Mstislaw Rostropowitsch: Der Cellist und der Diktator
Mstislaw Rostropowitsch ist eine Jahrhundertfigur. Aber sein Ruhm als Freiheitskämpfer kennt auch eine Schattenseite.
Mstislaw Rostropowitsch ist als Meistercellist in die Musikgeschichte eingegangen, ebenso als Freiheitskämpfer. Ein Humanist, eine Jahrhundertfigur. Die Berliner lieben den 2007 gestorbenen Musiker nicht zuletzt deshalb, weil er am 11. November 1989, keine zwei Tage nach dem Mauerfall, aus seinem Wohnort Paris anreiste, um am Checkpoint Charlie für die wiedervereinigten Deutschen Bachs Cellosuiten zu spielen. Auch das ging in die Geschichte ein, als Geste der Freude und spontane Stellungnahme für Menschenrechte und Demokratie – von einem Künstler, der einst dem Dissidenten-Schriftsteller Alexander Solschenizyn in seiner Moskauer Datsche Asyl gewährte und deshalb 1971 mit Ausreiseverbot belegt wurde.
Ohne den musikalischen Ruhm Rostropowitschs schmälern zu wollen: Zum 90. Geburtstag des Musikers am 27. März soll hier auch einmal daran erinnert werden, dass bei seinem Ruf als unerschrockener Verfechter der Freiheit und des Humanismus auch Fragezeichen angebracht sind.
Zwar bezog Rostropowitsch oft mutig öffentlich Position. Zwei Jahre nach dem Mauerfall stand er mit dem Maschinengewehr in der Hand beim Moskauer Augustputsch unter den Verteidigern des Parlamentsgebäudes, auch war er in der späten Sowjetzeit zweifellos selber ein Opfer des Unrechtregimes. Aber gleichzeitig suchte er die Anerkennung und Aufmerksamkeit der Mächtigen, auch von Diktatoren. Einer von ihnen ist der KGB-General Heydar Aliyev, der langjährige Präsident von Aserbaidschan, ein korrupter Despot und Unterdrücker der Freiheit.
1927 im aserbaidschanischen Baku in eine Musikerfamilie hineingeboren und im Moskauer Konservatorium unter anderem von Schostakowitsch und Prokofjew ausgebildet, erhielt Rostropowitsch zahlreiche Auszeichnungen: den Stalinpreis (1951), den Leninpreis (1964), den Titel des Volkskünstlers der UdSSR (1966).
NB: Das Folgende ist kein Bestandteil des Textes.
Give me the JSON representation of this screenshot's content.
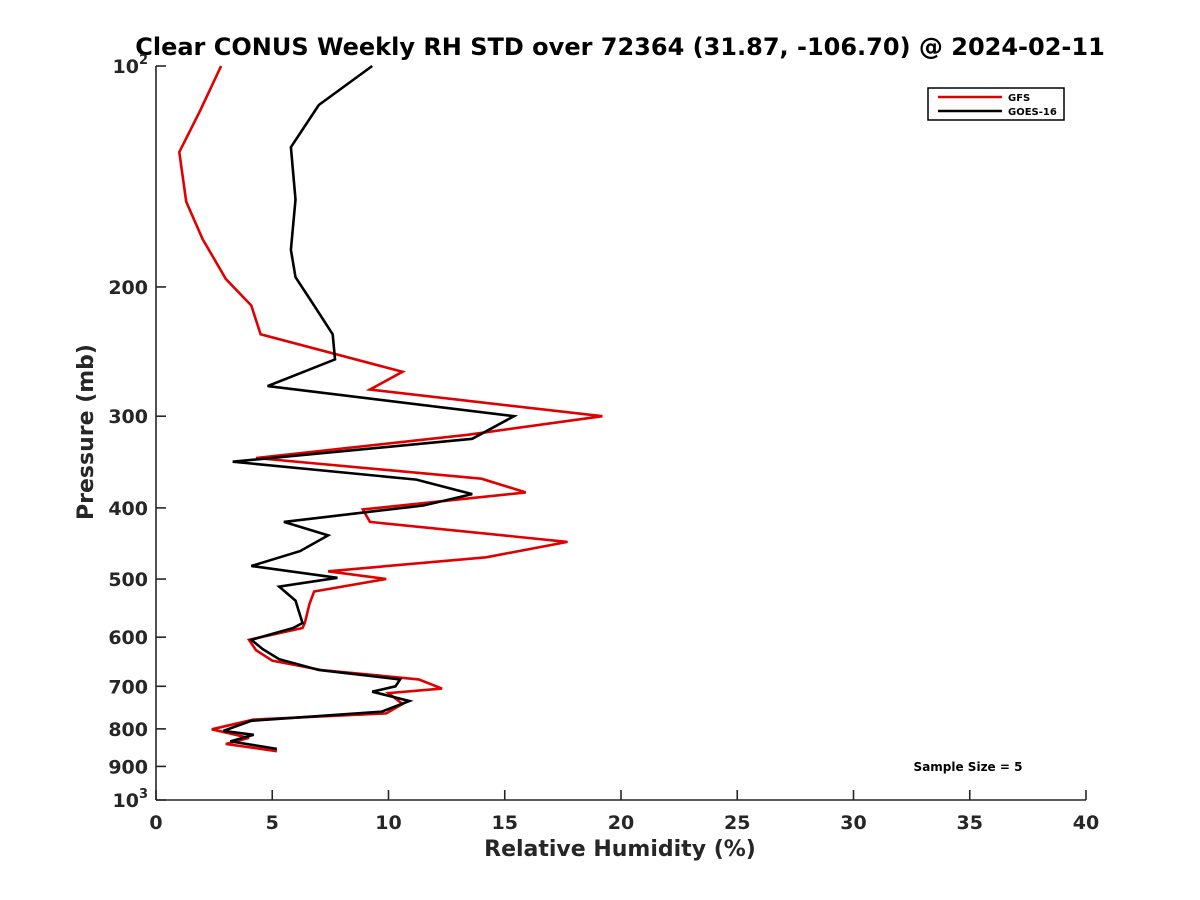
{
  "chart_data": {
    "type": "line",
    "title": "Clear CONUS Weekly RH STD over 72364 (31.87, -106.70) @ 2024-02-11",
    "xlabel": "Relative Humidity (%)",
    "ylabel": "Pressure (mb)",
    "xlim": [
      0,
      40
    ],
    "ylim": [
      100,
      1000
    ],
    "y_scale": "log",
    "y_reversed": true,
    "x_ticks": [
      0,
      5,
      10,
      15,
      20,
      25,
      30,
      35,
      40
    ],
    "x_tick_labels": [
      "0",
      "5",
      "10",
      "15",
      "20",
      "25",
      "30",
      "35",
      "40"
    ],
    "y_ticks": [
      {
        "value": 100,
        "base": "10",
        "exp": "2"
      },
      {
        "value": 200,
        "label": "200"
      },
      {
        "value": 300,
        "label": "300"
      },
      {
        "value": 400,
        "label": "400"
      },
      {
        "value": 500,
        "label": "500"
      },
      {
        "value": 600,
        "label": "600"
      },
      {
        "value": 700,
        "label": "700"
      },
      {
        "value": 800,
        "label": "800"
      },
      {
        "value": 900,
        "label": "900"
      },
      {
        "value": 1000,
        "base": "10",
        "exp": "3"
      }
    ],
    "grid": false,
    "legend_position": "top-right",
    "annotation": "Sample Size = 5",
    "series": [
      {
        "name": "GFS",
        "color": "#e00000",
        "points": [
          [
            2.8,
            100
          ],
          [
            1.9,
            115
          ],
          [
            1.0,
            131
          ],
          [
            1.3,
            153
          ],
          [
            2.0,
            172
          ],
          [
            3.0,
            195
          ],
          [
            4.1,
            212
          ],
          [
            4.5,
            232
          ],
          [
            10.6,
            261
          ],
          [
            9.2,
            276
          ],
          [
            19.2,
            300
          ],
          [
            13.4,
            318
          ],
          [
            4.3,
            342
          ],
          [
            14.0,
            365
          ],
          [
            15.9,
            381
          ],
          [
            8.9,
            402
          ],
          [
            9.2,
            418
          ],
          [
            17.7,
            445
          ],
          [
            14.2,
            467
          ],
          [
            7.4,
            488
          ],
          [
            9.9,
            500
          ],
          [
            6.8,
            520
          ],
          [
            6.6,
            541
          ],
          [
            6.4,
            574
          ],
          [
            6.3,
            583
          ],
          [
            4.0,
            605
          ],
          [
            4.3,
            625
          ],
          [
            5.0,
            646
          ],
          [
            7.1,
            665
          ],
          [
            11.3,
            685
          ],
          [
            12.3,
            705
          ],
          [
            10.0,
            715
          ],
          [
            10.6,
            740
          ],
          [
            9.9,
            762
          ],
          [
            4.2,
            777
          ],
          [
            2.4,
            801
          ],
          [
            4.0,
            823
          ],
          [
            3.0,
            839
          ],
          [
            5.2,
            858
          ]
        ]
      },
      {
        "name": "GOES-16",
        "color": "#000000",
        "points": [
          [
            9.3,
            100
          ],
          [
            7.0,
            113
          ],
          [
            5.8,
            129
          ],
          [
            6.0,
            152
          ],
          [
            5.8,
            178
          ],
          [
            6.0,
            194
          ],
          [
            6.8,
            212
          ],
          [
            7.6,
            232
          ],
          [
            7.7,
            251
          ],
          [
            4.8,
            273
          ],
          [
            15.4,
            300
          ],
          [
            13.6,
            322
          ],
          [
            3.3,
            346
          ],
          [
            11.2,
            366
          ],
          [
            13.6,
            383
          ],
          [
            11.5,
            397
          ],
          [
            5.5,
            418
          ],
          [
            7.4,
            436
          ],
          [
            6.2,
            458
          ],
          [
            4.1,
            480
          ],
          [
            7.8,
            498
          ],
          [
            5.3,
            512
          ],
          [
            6.0,
            535
          ],
          [
            6.3,
            574
          ],
          [
            5.9,
            583
          ],
          [
            4.1,
            605
          ],
          [
            4.6,
            623
          ],
          [
            5.3,
            643
          ],
          [
            7.0,
            665
          ],
          [
            10.5,
            685
          ],
          [
            10.3,
            700
          ],
          [
            9.3,
            712
          ],
          [
            10.9,
            733
          ],
          [
            9.7,
            758
          ],
          [
            4.1,
            780
          ],
          [
            2.9,
            805
          ],
          [
            4.2,
            815
          ],
          [
            3.2,
            832
          ],
          [
            5.2,
            852
          ]
        ]
      }
    ]
  }
}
Er lehrte am Moskauer Konservatorium, seine Platten wurden vom staatlichen Verlag Melodija publiziert, auch ging er mit Unterstützung der staatlichen Konzertorganisation auf Tournee, als Cellist wie als Dirigent. 1974 wurden er und seine Frau, die Sopranistin Galina Wischnewskaja, in die Emigration gedrängt, 1978 verloren sie die sowjetische Staatsbürgerschaft. Rostropowitsch, der Staatenlose, wurde Chefdirigent in Washington.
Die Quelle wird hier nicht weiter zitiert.